Sarah Tuttle, Tate’s campaign manager, said the vice presidential candidate is trying to run a personal campaign.

“One thing Jeff said in our first campaign meeting was that he wants (the campaign) to be a dialogue and not a monologue – I thought that was brilliant,” she said.

The door-knocking Tate and Dew do is not about telling students what the candidates want to accomplish, but about asking what students want from their student government, she said.

“One thing that we’ve talked about on our campaign is how we are looking at what things make it difficult to be students, and ease those burdens,” she said.

Monica Heth

Coming to the University from a small town in Wisconsin, Monica Heth said she was worried she would miss something because of the campus’ size.

Heth, a political science and global studies junior, said she found her community in the parliamentary debate society.

“It (has) made the University feel like home to me – it made the ‘U’ feel a lot smaller,” she said.

She said incoming students should find a group that creates the feeling of community, and she would like to see MSA become that type of group.

“I don’t think MSA can be successful unless it is a viable student group that people want to be a part of,” she said.

Now the president of the debate society, Heth manages the group – which is also a three-credit course – as well as its budget and 28 members.

She said that experience would translate into helping lead MSA well because both jobs require organization and delegation skills.

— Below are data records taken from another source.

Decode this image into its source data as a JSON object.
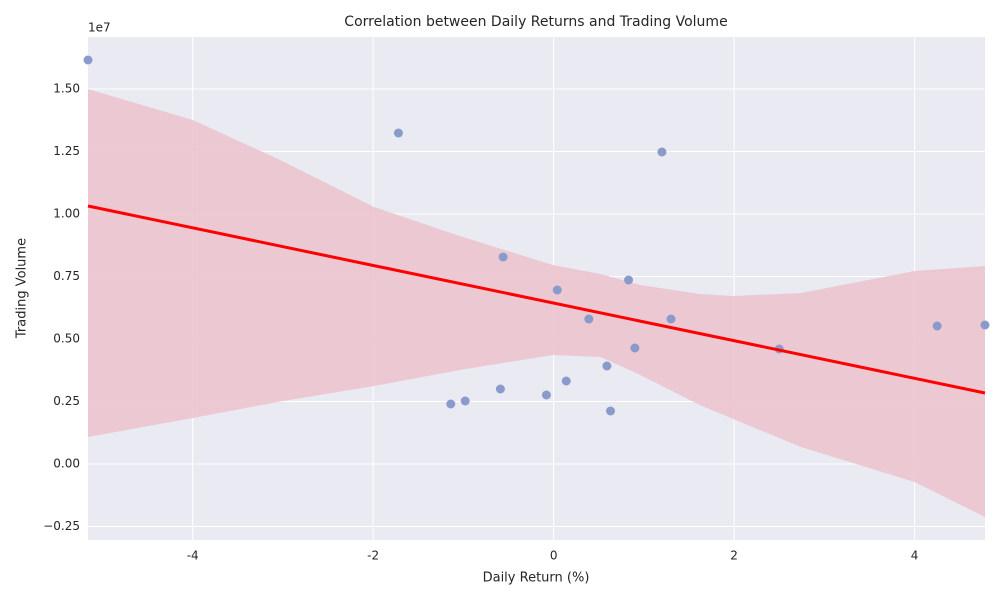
{
  "chart_data": {
    "type": "scatter",
    "title": "Correlation between Daily Returns and Trading Volume",
    "x_label": "Daily Return (%)",
    "y_label": "Trading Volume",
    "y_offset_label": "1e7",
    "series": [
      {
        "color": "#8a9bcb",
        "x": [
          -5.16,
          -1.72,
          1.2,
          -0.56,
          0.83,
          0.04,
          0.39,
          1.3,
          4.25,
          4.78,
          0.9,
          2.5,
          0.59,
          0.14,
          -0.59,
          -0.08,
          -0.98,
          -1.14,
          0.63
        ],
        "values": [
          16160000,
          13240000,
          12480000,
          8280000,
          7360000,
          6960000,
          5800000,
          5800000,
          5520000,
          5560000,
          4640000,
          4600000,
          3920000,
          3320000,
          3000000,
          2760000,
          2520000,
          2400000,
          2120000
        ]
      }
    ],
    "regression": {
      "color": "#ff0000",
      "x": [
        -5.16,
        4.78
      ],
      "values": [
        10320000,
        2840000
      ]
    },
    "band": {
      "color": "#ecc4ce",
      "x": [
        -5.16,
        -4.0,
        -3.03,
        -1.99,
        -1.04,
        -0.01,
        0.52,
        0.96,
        1.62,
        1.99,
        2.74,
        4.0,
        4.78
      ],
      "upper": [
        15000000,
        13760000,
        12160000,
        10280000,
        9120000,
        7960000,
        7600000,
        7160000,
        6800000,
        6720000,
        6840000,
        7720000,
        7920000
      ],
      "lower": [
        1080000,
        1840000,
        2500000,
        3120000,
        3760000,
        4360000,
        4280000,
        3560000,
        2360000,
        1800000,
        680000,
        -720000,
        -2120000
      ]
    },
    "xlim": [
      -5.16,
      4.78
    ],
    "ylim": [
      -3040000,
      17080000
    ],
    "xticks": [
      -4,
      -2,
      0,
      2,
      4
    ],
    "yticks": [
      {
        "value": -2500000,
        "label": "−0.25"
      },
      {
        "value": 0,
        "label": "0.00"
      },
      {
        "value": 2500000,
        "label": "0.25"
      },
      {
        "value": 5000000,
        "label": "0.50"
      },
      {
        "value": 7500000,
        "label": "0.75"
      },
      {
        "value": 10000000,
        "label": "1.00"
      },
      {
        "value": 12500000,
        "label": "1.25"
      },
      {
        "value": 15000000,
        "label": "1.50"
      }
    ],
    "grid": true
  }
}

Shannon Mitchell, a colleague of Heth’s who is an intern with her at the state Capitol and is in the parliamentary debate society, said she is impressed with Heth’s drive and organization.

When Mitchell, who is a University DFL-endorsed at-large candidate, first met Heth as a first-year student in the debate society, she said she thought Heth was an upperclassman.

“Before I got to know her, I actually assumed she was a junior because she was already taking on the role of setting up the debates – she was responsible for a lot of stuff in the organization but she was only a freshman,” she said.

Mitchell said Heth’s organizational skills and “natural ability” to lead would serve her well in an MSA vice presidential role.

As treasurer of U-DFL, Heth said she has enjoyed the fresh perspectives students bring to the organization.

After completing her undergraduate education, Heth said, she would like to take some time off, save some money and ultimately attend law school.

Heth is running with Max Page on a platform of fees reform, addressing textbook costs and fighting tuition increases.

Heth said that while becoming MSA vice president wouldn’t fit into any larger plan, it is a good time to become more involved.

“I can see Max and I are really needed,” she said. “Something needs to happen to increase student involvement with student government.”

Heth said she is a believer in civic participation.

“Participation in government and politics is really important, and MSA is a good example of that on a level that people should definitely care about,” she said. “People should really be involved in the communities around them.”